Legally or illegally, companies have for centuries copied the intellectual property of their competitors and encroached on their market share. One has only to think back to the commercial espionage of Francis Cabot Lowell, who in 1810-11, while strolling through dozens of British cotton mills, memorized critical details of mechanized textile manufacturing. Using this information, his Boston Manufacturing Company and eventually mills throughout New England took the growing American mass market away from British textile exporters.
Leap: How to Thrive in a World Where Everything Can Be Copied (PublicAffairs/Hachette, 2018) by Howard Yu is, in the best sense of the word, a story book. It tells tales of woe as well as tales of resilience. These case studies all have a point, but, even if they didn’t, they would be fascinating in and of themselves.
Wu, a professor at the International Institute for Management Development (IMD) in Lausanne, Switzerland, believes that the key to outlasting copycat competition is to leap. “Pioneers must move across knowledge disciplines, to leverage or create new knowledge on how a product is made or a service is delivered. Absent such efforts, latecomers will always catch up.”
Wu articulates five principles necessary for making a successful leap: (1) understand your firm’s foundational knowledge and its trajectory, (2) acquire and cultivate new knowledge disciplines, (3) leverage seismic shifts, (4) experiment to gain evidence, and (5) dive deep into execution. These principles, as stated, are somewhat telegraphic, but Wu develops them through compelling case studies from companies spanning the globe: for instance, Steinway (an example of what not to do in the face of competition, in its case, from Yamaha), Procter & Gamble, Novartis, WeChat, Recruit Holdings, and John Deere.
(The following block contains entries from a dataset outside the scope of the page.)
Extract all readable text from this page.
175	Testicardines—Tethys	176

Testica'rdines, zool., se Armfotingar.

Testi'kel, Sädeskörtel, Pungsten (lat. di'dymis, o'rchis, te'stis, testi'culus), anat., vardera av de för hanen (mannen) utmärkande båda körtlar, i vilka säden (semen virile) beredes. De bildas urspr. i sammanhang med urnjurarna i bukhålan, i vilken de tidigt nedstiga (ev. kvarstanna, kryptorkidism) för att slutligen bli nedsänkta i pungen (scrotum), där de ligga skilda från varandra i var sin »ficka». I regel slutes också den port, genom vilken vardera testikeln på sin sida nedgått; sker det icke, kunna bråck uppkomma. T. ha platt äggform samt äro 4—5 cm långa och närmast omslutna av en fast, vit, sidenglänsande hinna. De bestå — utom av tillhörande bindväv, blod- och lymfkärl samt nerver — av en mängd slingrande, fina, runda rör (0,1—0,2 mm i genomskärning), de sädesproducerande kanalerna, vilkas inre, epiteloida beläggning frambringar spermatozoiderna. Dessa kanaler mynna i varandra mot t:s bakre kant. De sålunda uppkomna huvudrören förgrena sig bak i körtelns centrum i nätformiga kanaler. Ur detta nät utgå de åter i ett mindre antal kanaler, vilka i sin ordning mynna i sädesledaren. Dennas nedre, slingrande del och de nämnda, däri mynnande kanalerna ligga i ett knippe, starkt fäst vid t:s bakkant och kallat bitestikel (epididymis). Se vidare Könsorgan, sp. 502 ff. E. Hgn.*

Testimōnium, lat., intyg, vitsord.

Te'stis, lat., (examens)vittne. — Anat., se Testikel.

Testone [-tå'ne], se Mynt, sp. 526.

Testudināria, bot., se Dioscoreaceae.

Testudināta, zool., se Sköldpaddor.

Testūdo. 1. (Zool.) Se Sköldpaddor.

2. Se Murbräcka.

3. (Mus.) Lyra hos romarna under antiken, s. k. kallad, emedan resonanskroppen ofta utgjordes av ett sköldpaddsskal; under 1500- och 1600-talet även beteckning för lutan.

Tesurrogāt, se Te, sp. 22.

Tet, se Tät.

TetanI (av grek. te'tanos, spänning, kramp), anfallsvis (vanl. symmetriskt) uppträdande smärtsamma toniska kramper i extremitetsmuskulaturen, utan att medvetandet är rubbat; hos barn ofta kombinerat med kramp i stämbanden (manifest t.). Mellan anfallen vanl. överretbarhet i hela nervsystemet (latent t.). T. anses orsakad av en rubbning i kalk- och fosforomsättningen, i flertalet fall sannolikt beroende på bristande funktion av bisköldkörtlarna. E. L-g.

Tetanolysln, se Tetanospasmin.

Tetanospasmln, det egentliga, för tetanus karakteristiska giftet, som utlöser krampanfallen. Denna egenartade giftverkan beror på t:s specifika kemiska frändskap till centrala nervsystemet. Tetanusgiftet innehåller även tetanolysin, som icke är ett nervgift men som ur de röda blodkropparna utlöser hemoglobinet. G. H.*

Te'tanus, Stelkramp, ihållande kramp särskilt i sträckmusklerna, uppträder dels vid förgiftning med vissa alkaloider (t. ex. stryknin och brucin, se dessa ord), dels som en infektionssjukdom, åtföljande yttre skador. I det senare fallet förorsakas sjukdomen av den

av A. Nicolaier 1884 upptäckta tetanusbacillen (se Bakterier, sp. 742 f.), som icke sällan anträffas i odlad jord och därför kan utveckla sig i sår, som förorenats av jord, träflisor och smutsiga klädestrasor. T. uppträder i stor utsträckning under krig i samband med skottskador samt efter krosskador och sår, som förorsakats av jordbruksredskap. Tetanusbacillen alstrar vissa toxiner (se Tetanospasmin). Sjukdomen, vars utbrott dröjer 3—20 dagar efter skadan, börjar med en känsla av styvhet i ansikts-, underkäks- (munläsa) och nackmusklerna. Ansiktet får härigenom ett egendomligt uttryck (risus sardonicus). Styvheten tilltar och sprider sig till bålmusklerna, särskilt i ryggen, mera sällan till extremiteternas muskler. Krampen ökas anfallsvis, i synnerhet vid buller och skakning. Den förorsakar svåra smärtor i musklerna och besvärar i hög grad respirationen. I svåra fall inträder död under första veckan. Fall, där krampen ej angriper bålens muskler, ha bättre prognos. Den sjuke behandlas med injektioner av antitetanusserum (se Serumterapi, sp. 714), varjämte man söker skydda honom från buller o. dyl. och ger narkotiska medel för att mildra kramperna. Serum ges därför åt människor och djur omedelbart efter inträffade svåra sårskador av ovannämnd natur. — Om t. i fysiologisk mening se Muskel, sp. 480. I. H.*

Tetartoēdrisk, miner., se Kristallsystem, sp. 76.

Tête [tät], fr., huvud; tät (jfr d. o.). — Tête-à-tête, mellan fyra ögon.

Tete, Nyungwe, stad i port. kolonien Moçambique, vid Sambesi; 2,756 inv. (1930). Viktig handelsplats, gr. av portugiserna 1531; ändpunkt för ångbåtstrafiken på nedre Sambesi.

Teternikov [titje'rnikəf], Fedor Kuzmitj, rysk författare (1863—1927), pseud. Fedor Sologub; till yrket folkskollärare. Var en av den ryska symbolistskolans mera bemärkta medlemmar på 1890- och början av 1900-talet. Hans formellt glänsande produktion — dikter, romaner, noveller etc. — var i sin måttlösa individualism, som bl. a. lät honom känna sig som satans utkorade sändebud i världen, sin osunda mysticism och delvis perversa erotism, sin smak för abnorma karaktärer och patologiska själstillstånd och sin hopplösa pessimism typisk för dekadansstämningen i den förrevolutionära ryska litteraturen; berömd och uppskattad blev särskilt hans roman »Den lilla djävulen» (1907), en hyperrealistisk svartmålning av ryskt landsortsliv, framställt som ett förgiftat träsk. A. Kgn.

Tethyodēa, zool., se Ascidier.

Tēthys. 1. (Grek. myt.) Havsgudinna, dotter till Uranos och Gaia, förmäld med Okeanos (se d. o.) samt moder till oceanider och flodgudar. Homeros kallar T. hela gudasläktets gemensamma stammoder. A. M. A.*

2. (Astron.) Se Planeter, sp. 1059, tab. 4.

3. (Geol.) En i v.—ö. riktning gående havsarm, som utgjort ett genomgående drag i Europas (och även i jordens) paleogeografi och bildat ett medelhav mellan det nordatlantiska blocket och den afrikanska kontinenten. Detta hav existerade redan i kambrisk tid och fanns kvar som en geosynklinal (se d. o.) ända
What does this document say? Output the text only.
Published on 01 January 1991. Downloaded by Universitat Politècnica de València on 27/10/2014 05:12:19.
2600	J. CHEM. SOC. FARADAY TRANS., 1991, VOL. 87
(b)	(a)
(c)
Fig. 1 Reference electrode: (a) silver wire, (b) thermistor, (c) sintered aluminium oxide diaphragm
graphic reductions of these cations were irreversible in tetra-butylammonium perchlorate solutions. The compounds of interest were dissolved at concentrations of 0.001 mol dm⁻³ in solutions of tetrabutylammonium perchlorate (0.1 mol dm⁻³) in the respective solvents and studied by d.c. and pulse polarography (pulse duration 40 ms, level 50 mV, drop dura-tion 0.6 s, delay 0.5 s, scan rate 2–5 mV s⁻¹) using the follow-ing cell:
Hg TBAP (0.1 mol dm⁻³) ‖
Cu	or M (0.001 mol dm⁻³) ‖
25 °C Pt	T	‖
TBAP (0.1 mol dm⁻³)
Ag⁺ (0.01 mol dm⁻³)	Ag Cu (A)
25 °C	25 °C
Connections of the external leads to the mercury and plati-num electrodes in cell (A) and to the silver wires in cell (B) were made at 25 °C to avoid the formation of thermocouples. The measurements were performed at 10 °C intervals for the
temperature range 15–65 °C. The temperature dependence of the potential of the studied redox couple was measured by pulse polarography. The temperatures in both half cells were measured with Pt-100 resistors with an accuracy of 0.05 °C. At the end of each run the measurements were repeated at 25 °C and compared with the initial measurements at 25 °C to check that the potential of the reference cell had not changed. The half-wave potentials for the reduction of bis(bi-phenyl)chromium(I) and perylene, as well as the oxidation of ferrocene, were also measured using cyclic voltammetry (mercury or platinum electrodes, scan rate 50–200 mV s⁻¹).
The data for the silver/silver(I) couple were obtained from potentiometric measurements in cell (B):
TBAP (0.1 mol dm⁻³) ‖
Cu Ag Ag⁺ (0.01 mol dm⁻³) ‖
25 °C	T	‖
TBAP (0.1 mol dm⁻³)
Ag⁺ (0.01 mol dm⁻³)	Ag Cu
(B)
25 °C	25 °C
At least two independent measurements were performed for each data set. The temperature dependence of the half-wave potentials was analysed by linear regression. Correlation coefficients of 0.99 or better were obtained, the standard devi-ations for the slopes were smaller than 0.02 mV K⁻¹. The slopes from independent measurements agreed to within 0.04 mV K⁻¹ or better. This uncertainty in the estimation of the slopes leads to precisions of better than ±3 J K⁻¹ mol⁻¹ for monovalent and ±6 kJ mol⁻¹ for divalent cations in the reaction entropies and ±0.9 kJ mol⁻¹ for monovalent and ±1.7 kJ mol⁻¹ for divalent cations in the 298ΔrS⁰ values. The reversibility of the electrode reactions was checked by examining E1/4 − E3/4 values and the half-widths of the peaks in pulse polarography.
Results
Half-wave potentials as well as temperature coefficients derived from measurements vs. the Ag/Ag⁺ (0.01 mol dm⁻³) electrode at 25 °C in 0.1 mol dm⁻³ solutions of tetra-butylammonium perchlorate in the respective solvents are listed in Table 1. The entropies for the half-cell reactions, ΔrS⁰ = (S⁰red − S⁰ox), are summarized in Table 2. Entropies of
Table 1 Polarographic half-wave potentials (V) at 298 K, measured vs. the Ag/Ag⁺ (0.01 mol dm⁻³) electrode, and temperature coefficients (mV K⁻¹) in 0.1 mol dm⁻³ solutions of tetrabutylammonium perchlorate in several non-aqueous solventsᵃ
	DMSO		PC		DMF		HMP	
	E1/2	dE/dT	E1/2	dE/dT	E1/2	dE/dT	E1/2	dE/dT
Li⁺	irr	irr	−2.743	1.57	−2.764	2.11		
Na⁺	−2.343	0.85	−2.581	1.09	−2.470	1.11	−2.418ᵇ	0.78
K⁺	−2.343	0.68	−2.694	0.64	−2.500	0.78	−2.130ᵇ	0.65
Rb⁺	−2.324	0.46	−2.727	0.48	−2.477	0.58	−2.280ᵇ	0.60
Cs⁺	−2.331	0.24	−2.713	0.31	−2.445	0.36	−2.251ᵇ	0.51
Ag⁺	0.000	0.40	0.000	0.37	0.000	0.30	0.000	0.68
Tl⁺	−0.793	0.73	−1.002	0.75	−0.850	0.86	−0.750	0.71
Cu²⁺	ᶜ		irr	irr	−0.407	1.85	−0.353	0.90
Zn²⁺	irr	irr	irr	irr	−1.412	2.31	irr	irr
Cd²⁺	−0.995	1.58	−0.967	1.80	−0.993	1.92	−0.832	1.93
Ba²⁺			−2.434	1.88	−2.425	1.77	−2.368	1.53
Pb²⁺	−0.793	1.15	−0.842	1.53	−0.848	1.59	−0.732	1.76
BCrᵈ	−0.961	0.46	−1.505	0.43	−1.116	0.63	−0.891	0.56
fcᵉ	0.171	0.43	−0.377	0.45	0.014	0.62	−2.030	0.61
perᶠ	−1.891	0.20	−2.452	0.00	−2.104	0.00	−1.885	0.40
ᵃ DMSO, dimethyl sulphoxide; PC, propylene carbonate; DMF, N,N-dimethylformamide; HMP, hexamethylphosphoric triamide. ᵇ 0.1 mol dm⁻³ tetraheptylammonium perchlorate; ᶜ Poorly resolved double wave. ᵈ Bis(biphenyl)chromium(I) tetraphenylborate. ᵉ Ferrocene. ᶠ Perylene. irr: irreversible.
Leap is the kind of book that everyone with an interest in business can profit from. And here’s a lesson that everybody, active investors/traders in particular, can profit from. “Successful executives often exhibit a bias for action. But it’s even more important to separate the noise from the signal that actually pinpoints the glacial movement around us. Listening carefully to the right signals requires patience and discipline. Seizing a window of opportunity, which means not necessarily being the first mover but the first to get it right, takes courage and determination. To leap successfully is to master these two seemingly contradictory abilities. The discipline to wait and the determination to drive, in balanced combination, often pay off handsomely.”